Raphaël : Il y a un mec pendant une interview qui nous a dit que c’était un peu ringard d’avoir un peu un côté militantisme dans la musique…
Joseph : Il avait dit « je ne sais pas si vous savez, mais c’est pas du tout vendeur de se plaindre » en gros.
Raphaël : Mais bon, si on peut placer des petites pichenettes au passage… On reste quand même à faire de la musique quoi. Vaut mieux ça que s’engager dans un parti politique.
Joseph : C’est un peu un vecteur de transmission, une façon de s’exprimer. On se dit « autant l’utiliser à bon escient« , plutôt que de rentrer dans un personnage et ne pas en sortir « juste pour la musique« . On trouve ça cool que ça aille un peu au delà de la musique. Si ça peut être utile.
Il y a quelques semaines vous étiez à Rock en Seine, et tu as dit quelque chose comme « c’est cool mais ça serait mieux sans les sponsors Coca-Cola et Nestlé…« , c’est quelque chose qu’on entend rarement dans ce genre de festival, vous avez l’impression d’être un peu à part ou en décalage par rapport à ça ?

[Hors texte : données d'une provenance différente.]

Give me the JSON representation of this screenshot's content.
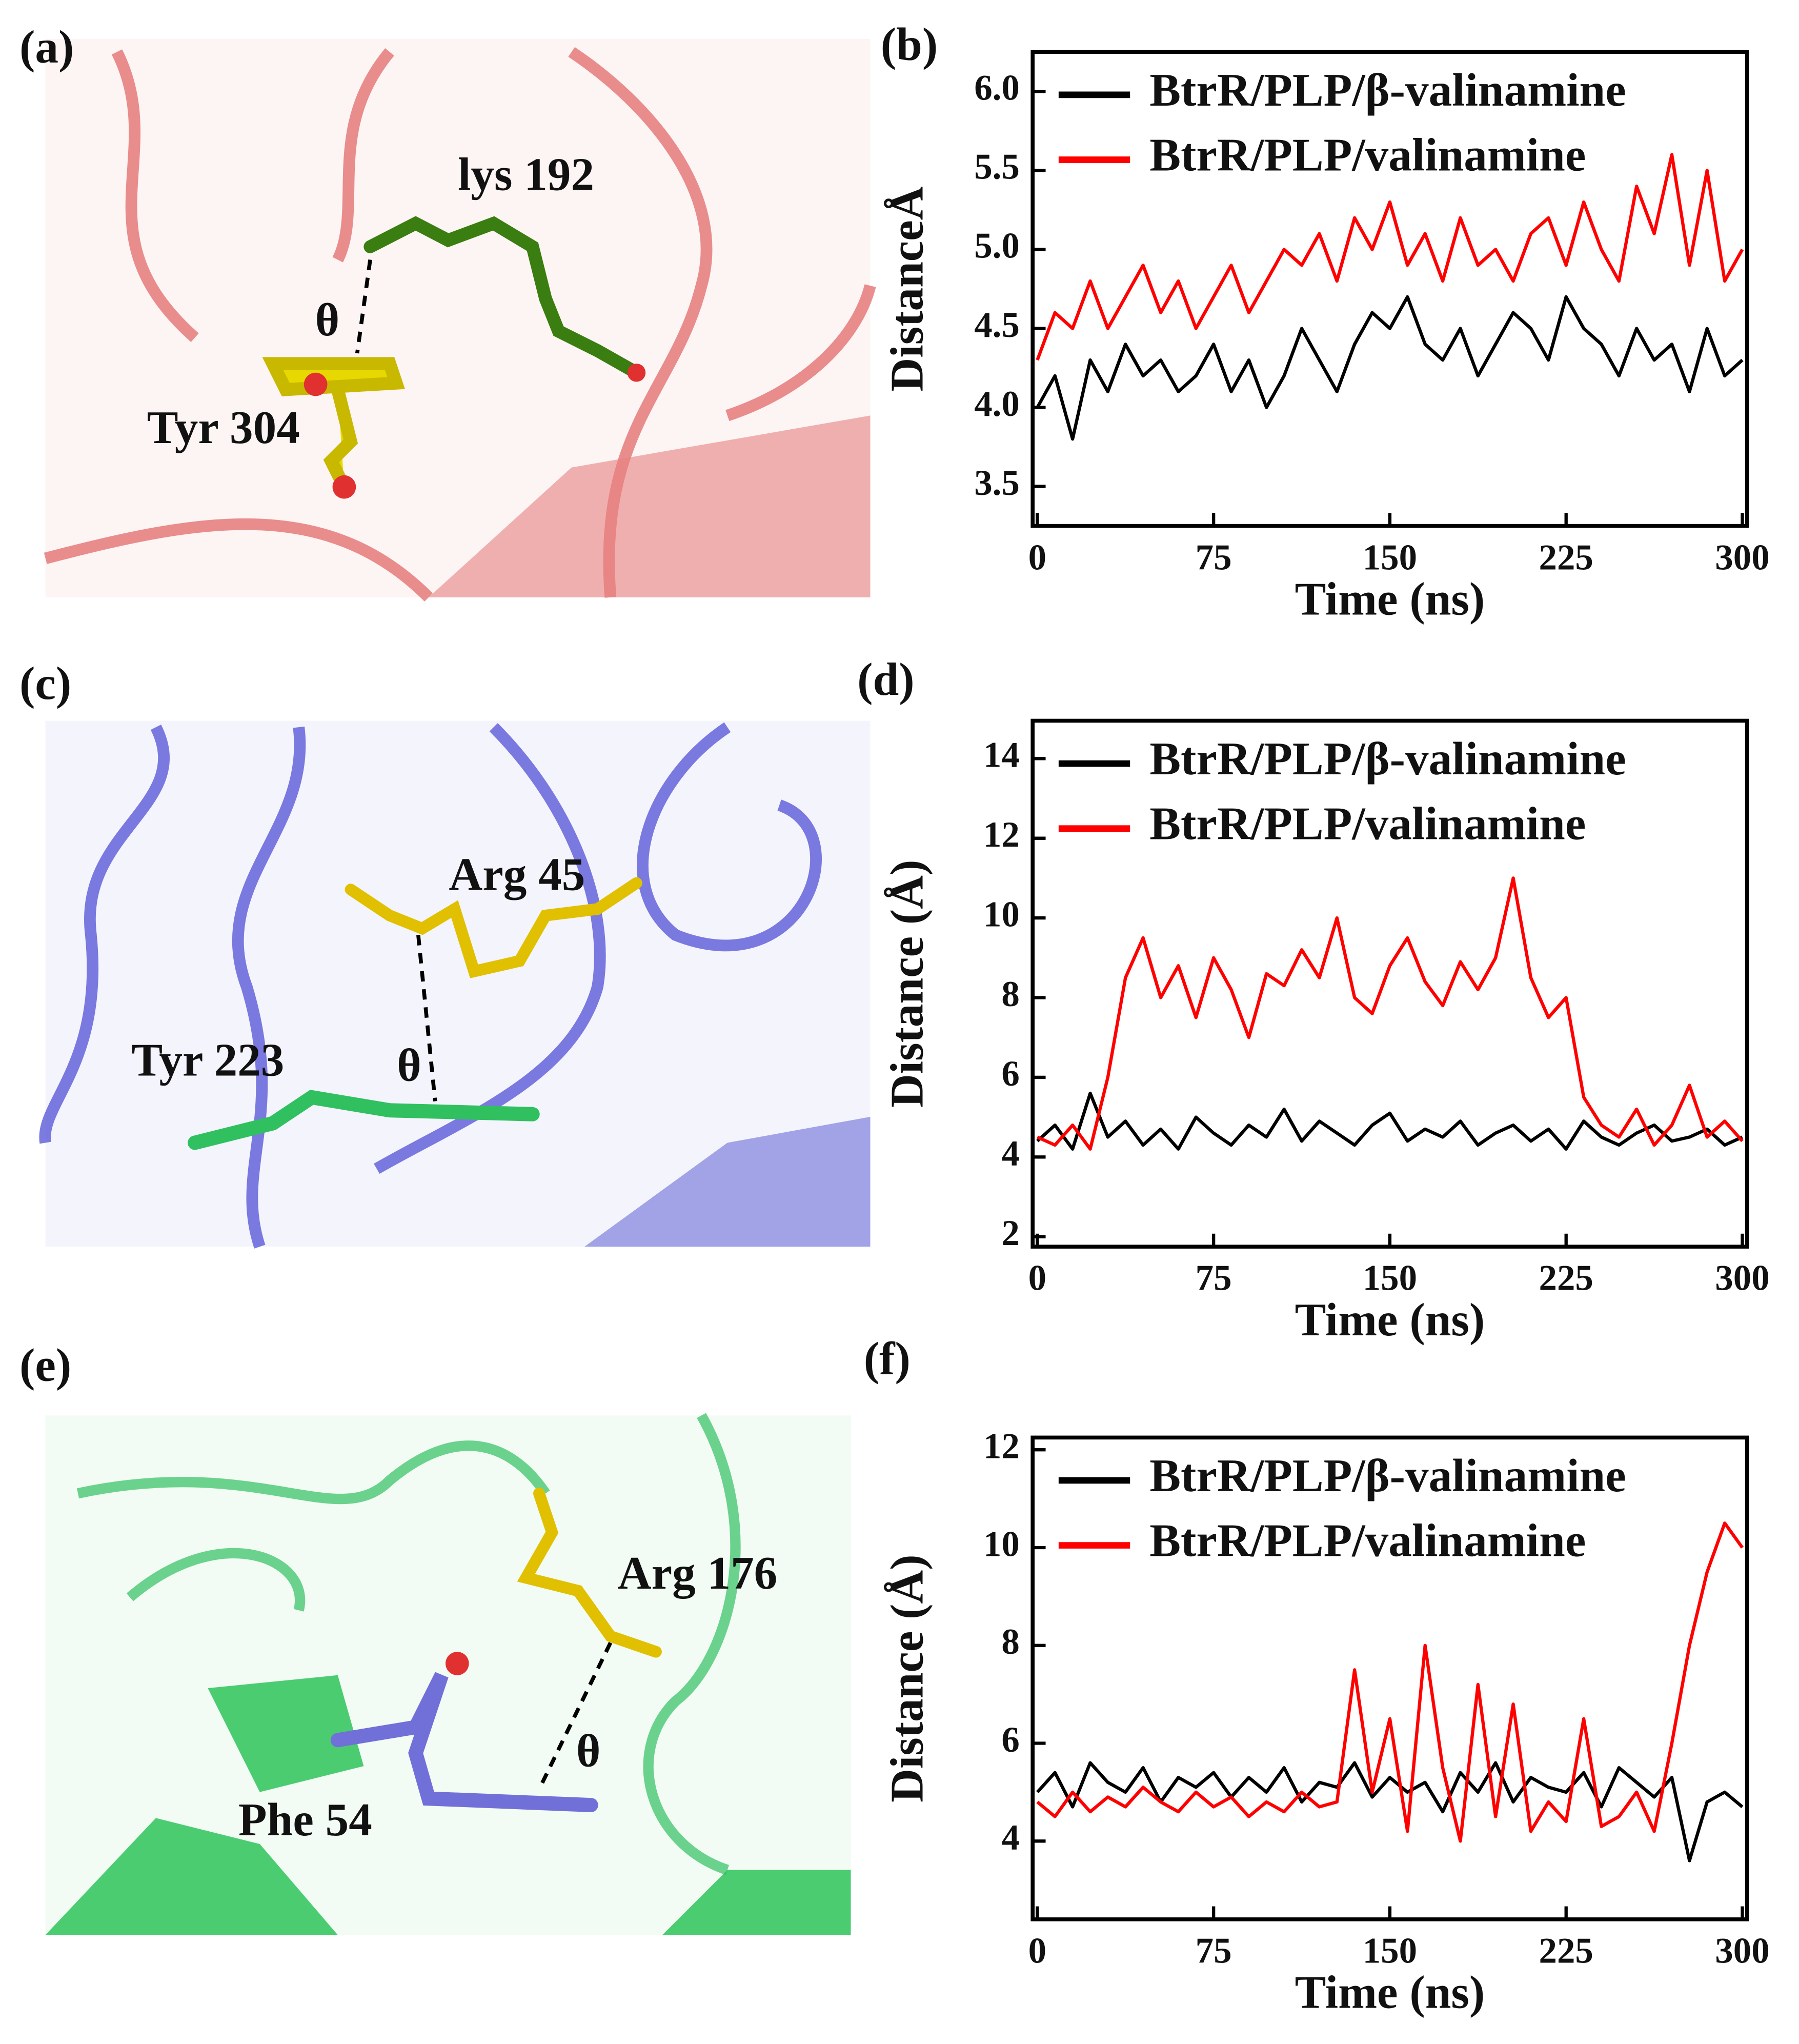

Raphaël : Je ne sais pas… Quand on a dit ça, c’est juste qu’on avait des petits cas de conscience au départ… C’est comme quand tu as des allergies : tu va regarder ce qu’il y a dans le menu. C’est un peu pareil, tu vois. C’est quand même bien de se renseigner, de savoir chez qui tu joues. Mais l’accueil était super, on ne va pas bouder notre plaisir ! C’était super Rock en Seine, on a vraiment passé un moment extra. Mais on se posait des questions : « Qui fout des ronds ? » C’est un corps politique qui fait vivre la culture, qui a le mécénat. Qu’est-ce que tu es prêt à accepter pour qu’un mécène sponsorise ton festoche ? Il pourrait y avoir pire hein, c’est juste qu’on a pris des exemples… C’est pas parce que « Oh, regardez, je me fous un sponsor, je suis cool, c’est de la culture, les jeunes s’éclates… » Je ne reviens pas sur le Mexique mais ça n’aurai pas le même écho là bas. Va sponsoriser un festoche là-bas…
Vous prenez aussi des décisions comme ne pas être sur Apple Music, par exemple (Ce qui m’a permis au passage de découvrir qu’il y avait un autre groupe qui s’appelle « Please Die » et qui fait du hardcore)
Mathilde : Ah, ouai ouai !
Raphaël : On l’a vu celui là !
Joseph : Il y a des synonymes ! (rires)
Une décision comme ça, c’est un risque …
Mathilde : En fait, de base quand on s’est inscrits sur toutes les plateformes sauf sur Apple Music et Amazon Music, ça l’a fait automatiquement, et c’est quelque chose qu’on ne voulait pas vraiment faire, parce qu’Apple et Amazon c’est un peu les gros trucs hyper capitalistes… On est pas forcément d’accords avec tout ça. On les a retirés depuis. Mais on a fait des choix : on les a mis sur YouTube, parce que c’est un peu plus « honnête », c’est gratuit et ça permet à ceux qui ne peuvent pas acheter notre CD et qui veulent écouter leur musique chez eux de le faire gratuitement, c’est plus cool pour eux que de dépenser de l’argent pour un album.
Raphaël : Ça reste Google, mais c’est gratos !
Pour vous ça n’est pas un frein ? Vous arrivez à prendre ce genre de décision facilement ?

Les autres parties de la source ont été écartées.